Séance en hémicycle du 3 avril 2013 à 15h00
Sécurisation de l'emploi — Avant l'article 1er, amendement 4998

Photo issue du site de l'Assemblée nationale ou de WikipediaNicolas Sansu :

Je poursuis cet exposé historique, qui vise à souligner tout l'intérêt qu'il y a d'inscrire dans le code du travail cette disposition sur l'utilité sociale des entreprises.

La Constitution du 19 avril 1946 renouera avec la tradition républicaine de la proclamation constitutionnelle des principes économiques et sociaux. Ce texte consacre à ces droits un titre particulier et 18 articles. À la suite de l'échec du référendum constituant du 5 mai 1946, ces principes firent l'objet d'une synthèse et furent intégrés au préambule de la nouvelle Constitution qui instaure la Quatrième République.

C'est ce dernier texte qui constitutionnalise aujourd'hui certains principes essentiels de notre droit social. Les obligations sociales du préambule de 1946 imposent en particulier l'existence de conditions particulières en matière de licenciement.

L'exigence du respect d'un minimum social constitutionnel doit être une limite apportée au principe d'autonomie de la volonté – en l'occurrence, la liberté d'entreprendre.

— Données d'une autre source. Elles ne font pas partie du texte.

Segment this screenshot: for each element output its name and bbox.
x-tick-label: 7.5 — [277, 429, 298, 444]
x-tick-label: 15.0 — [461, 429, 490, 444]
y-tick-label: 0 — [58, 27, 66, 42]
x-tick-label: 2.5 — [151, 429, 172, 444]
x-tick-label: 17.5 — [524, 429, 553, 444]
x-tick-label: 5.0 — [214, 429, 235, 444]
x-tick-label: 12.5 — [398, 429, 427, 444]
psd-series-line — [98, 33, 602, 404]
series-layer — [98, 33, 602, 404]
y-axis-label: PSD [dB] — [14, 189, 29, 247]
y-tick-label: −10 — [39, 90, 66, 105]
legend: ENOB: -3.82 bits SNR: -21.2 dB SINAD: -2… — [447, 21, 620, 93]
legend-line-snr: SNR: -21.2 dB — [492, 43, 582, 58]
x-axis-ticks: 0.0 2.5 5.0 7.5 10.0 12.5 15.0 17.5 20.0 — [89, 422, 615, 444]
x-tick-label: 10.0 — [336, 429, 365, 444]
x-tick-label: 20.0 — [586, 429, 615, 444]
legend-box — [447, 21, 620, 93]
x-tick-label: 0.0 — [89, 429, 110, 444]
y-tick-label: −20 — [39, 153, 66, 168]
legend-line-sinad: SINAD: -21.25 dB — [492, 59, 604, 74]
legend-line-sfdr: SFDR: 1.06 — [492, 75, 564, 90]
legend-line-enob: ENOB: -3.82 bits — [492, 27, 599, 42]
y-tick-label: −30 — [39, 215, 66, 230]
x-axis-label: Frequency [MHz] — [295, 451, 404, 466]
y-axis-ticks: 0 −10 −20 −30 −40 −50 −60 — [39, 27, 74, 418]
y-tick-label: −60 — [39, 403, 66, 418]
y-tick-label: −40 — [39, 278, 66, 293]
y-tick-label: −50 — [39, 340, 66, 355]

L'une des limites à ce principe réside dans les règles particulières, reconnues conformes à la Constitution, qui régissent les licenciements des salariés.

Dans le même sens, le Conseil constitutionnel considère dans sa décision du 28 mai 1983 que le premier droit d'un travailleur est celui d'obtenir un emploi : « Il appartient au législateur de poser les règles propres à assurer au mieux le droit pour chacun d'obtenir un emploi en vue de permettre l'exercice de ce droit au plus grand nombre possible d'intéressés. »

Néanmoins, la prudence de la formulation révèle que ce droit n'est pas un droit au plein-emploi permanent.

Pour finir, une jurisprudence particulièrement intéressante en dépit de la décision susvisée du 12 janvier 2002 : dans sa décision du 10 juin 1998, le Conseil admet en effet que « dans le contexte actuel du marché du travail », la réduction de la durée du travail décidée par le législateur n'est pas manifestement inappropriée à l'objectif de sauvegarde du droit à l'emploi, d'autant, précise le juge constitutionnel, que le sacrifice ainsi imposé à la liberté d'entreprendre est compensé par l'attribution aux entreprises de nombreuses aides financières.

Cette solution sera d'ailleurs confirmée par la décision du 13 janvier 2000, dans laquelle le Conseil constitutionnel juge qu'« en portant à 35 heures la durée légale du travail effectif, le législateur a entendu s'inscrire dans le cadre des cinquième et onzième alinéas du préambule de 1946. »

En conséquence, le Conseil considère que le législateur était fondé à limiter la liberté d'entreprendre, en particulier le pouvoir de direction et d'organisation de l'employeur, en subordonnant l'octroi de l'allègement de cotisations sociales à la signature d'un accord collectif sur la réduction du temps de travail.